Canton de Trévières, Arrondissement de Bayeux
Superficie : 641 ha 
Population 1999 : 241 hab
Habitants : les Viervillais 

Blason de la Commune: ci-contre, établi après la guerre 39-45, les 3 canards rappelaient le Débarquement et les "duck" ou "canards" américains, les 3 marguerites rappelaient les deux familles - de Marguerye et de Marguerit de Rochefort - qui se sont succédées au château de Vierville et au Manoir de Than depuis le 17ème siècle.


 
 



Origine du nom de la Commune: 
du nom de personne germanique ou scandinave " Wivar " et du latin " villa " signifiant domaine, l'ensemble désignant le " domaine de Wivar " exprimé comme dans les langues germaniques, l'adjectif précédent le nom. 

Vierville-sur-Mer est ainsi noté "Wiarevilla " en 1158 et " Viarvilla " en 1264. Il semble donc que le village remonte au moins au temps des installations nordiques en Normandie. En fait il est vraisemblable que la plupart des paroisses ont été reconnues à l'époque carolingienne au 9ème siècle. Un chef viking nommé Wivar et ses hommes ont dû s'installer ici, au milieu de populations parlant un patois d'origine latine et c'est ainsi que le bourg s'est appelé "le domaine de Wivar".  Comme ces envahisseurs n'étaient généralement pas accompagnés de femmes, ils les trouvaient sur place et celles ci transmettaient aux enfants une langue à structure latine. La langue norroise a disparu en quelques générations mais de nombreux mots d'origine scandinave se sont incorporés dans le patois initial issu du latin.
Wikipedia indique "Mentionné sous la forme Wiarevilla en 1158, de l'ancien français ville au sens de domaine rural et du nom de personne anglo-scandinave Wivar, attesté au nord de l'Angleterre, variante du nom norrois Vidhfari. Homonymie avec Vierville (Manche, Viarvilla 1284). Même anthroponyme probablement contenu dans Virville (Seine-Maritime, Wivarevilla v. 1210), Viertot (Seine-Maritime) et les toponymes anglais Weaverthorpe (Yorkshire, Wiveretorp v. 1110) et Wiverton (Nottingham) (François de Beaurepaire, Les noms des communes et des anciennes paroisses de la Manche, éditions Picard 1986)".
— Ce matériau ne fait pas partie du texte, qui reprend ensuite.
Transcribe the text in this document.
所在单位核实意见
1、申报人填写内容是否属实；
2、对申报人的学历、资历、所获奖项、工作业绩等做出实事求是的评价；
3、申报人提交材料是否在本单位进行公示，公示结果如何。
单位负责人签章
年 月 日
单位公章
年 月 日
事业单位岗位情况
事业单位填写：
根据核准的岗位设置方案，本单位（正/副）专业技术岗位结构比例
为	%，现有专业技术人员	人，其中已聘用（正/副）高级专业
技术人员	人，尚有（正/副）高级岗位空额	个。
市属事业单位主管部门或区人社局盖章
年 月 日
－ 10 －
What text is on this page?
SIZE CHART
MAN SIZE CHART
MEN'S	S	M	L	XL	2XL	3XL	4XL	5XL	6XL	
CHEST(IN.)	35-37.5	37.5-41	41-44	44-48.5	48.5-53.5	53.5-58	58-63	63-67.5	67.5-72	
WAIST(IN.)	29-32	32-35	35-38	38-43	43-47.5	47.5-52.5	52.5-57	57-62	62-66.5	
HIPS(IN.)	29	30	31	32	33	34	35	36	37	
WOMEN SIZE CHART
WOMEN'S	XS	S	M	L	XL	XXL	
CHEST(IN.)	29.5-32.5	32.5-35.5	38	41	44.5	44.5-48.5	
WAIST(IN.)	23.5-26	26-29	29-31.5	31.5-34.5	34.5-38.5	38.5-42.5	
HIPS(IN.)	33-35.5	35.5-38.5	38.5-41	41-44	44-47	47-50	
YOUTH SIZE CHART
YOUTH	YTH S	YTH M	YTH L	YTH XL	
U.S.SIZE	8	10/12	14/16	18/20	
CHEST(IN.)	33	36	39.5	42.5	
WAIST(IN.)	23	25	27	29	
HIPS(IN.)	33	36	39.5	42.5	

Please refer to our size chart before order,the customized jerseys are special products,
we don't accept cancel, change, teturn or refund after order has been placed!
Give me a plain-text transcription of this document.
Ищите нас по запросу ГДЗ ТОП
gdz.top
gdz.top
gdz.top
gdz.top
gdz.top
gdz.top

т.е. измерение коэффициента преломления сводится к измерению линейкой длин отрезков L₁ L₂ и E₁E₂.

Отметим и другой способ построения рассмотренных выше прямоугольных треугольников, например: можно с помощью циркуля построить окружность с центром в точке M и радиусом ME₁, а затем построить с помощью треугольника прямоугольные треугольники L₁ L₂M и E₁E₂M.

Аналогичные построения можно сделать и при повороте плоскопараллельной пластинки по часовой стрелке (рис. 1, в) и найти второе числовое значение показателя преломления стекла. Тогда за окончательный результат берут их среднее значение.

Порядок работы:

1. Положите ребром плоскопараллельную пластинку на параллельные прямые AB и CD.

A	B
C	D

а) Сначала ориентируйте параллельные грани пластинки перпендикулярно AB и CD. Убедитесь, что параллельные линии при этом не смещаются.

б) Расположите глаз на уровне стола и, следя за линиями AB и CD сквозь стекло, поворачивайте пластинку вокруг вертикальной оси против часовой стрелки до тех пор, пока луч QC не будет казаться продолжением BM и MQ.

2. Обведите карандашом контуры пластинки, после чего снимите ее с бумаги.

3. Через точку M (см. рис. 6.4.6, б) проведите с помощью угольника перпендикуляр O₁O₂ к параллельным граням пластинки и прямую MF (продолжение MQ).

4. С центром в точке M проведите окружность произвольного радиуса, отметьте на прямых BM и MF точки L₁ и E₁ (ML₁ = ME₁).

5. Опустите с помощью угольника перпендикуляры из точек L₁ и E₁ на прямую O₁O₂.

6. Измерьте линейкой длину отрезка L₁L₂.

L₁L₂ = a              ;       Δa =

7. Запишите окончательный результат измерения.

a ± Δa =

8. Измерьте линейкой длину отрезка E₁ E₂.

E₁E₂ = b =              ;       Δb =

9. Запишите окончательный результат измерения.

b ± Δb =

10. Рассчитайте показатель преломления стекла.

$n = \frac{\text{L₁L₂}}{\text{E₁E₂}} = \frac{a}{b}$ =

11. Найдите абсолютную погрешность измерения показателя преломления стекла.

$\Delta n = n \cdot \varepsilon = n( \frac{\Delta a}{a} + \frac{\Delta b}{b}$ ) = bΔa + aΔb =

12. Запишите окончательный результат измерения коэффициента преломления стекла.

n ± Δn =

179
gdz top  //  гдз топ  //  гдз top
Par la suite, les chefs locaux se sont succédés, et certains eurent l'occasion d'émigrer et de faire souche dans les pays voisins. D'abord lors de la conquête de l'Angleterre par Guillaume le Conquérant, les participants se virent attribuer des domaines outre Manche, ensuite les expéditions en Sicile, puis plus tard les guerres de Religions et la Révocation de l'Edit de Nantes ont conduit des seigneurs de Vierville à s'expatrier vers l'Angleterre, l'Allemagne, puis ultérieurement les États-Unis.

Encore aujourd'hui, une famille britannique s'appelle Crespigny-Vierville, rappelant les fiefs de Vierville et Crespigny.
Aux États-Unis des Américains ont gardé le nom de Wierwille, probablement des émigrés en Allemagne (et en Suisse) qui ont germanisé leur nom de "Vierville" en "Wierwille" avant d'émigrer vers 1900 en Amérique comme beaucoup d'autres Allemands. Neil Armstrong, le premier homme à avoir marché sur la lune serait l'un de leurs descendants. Aujourd'hui, certains ont refrancisé leur nom qui est devenu juridiquement "de Vierville".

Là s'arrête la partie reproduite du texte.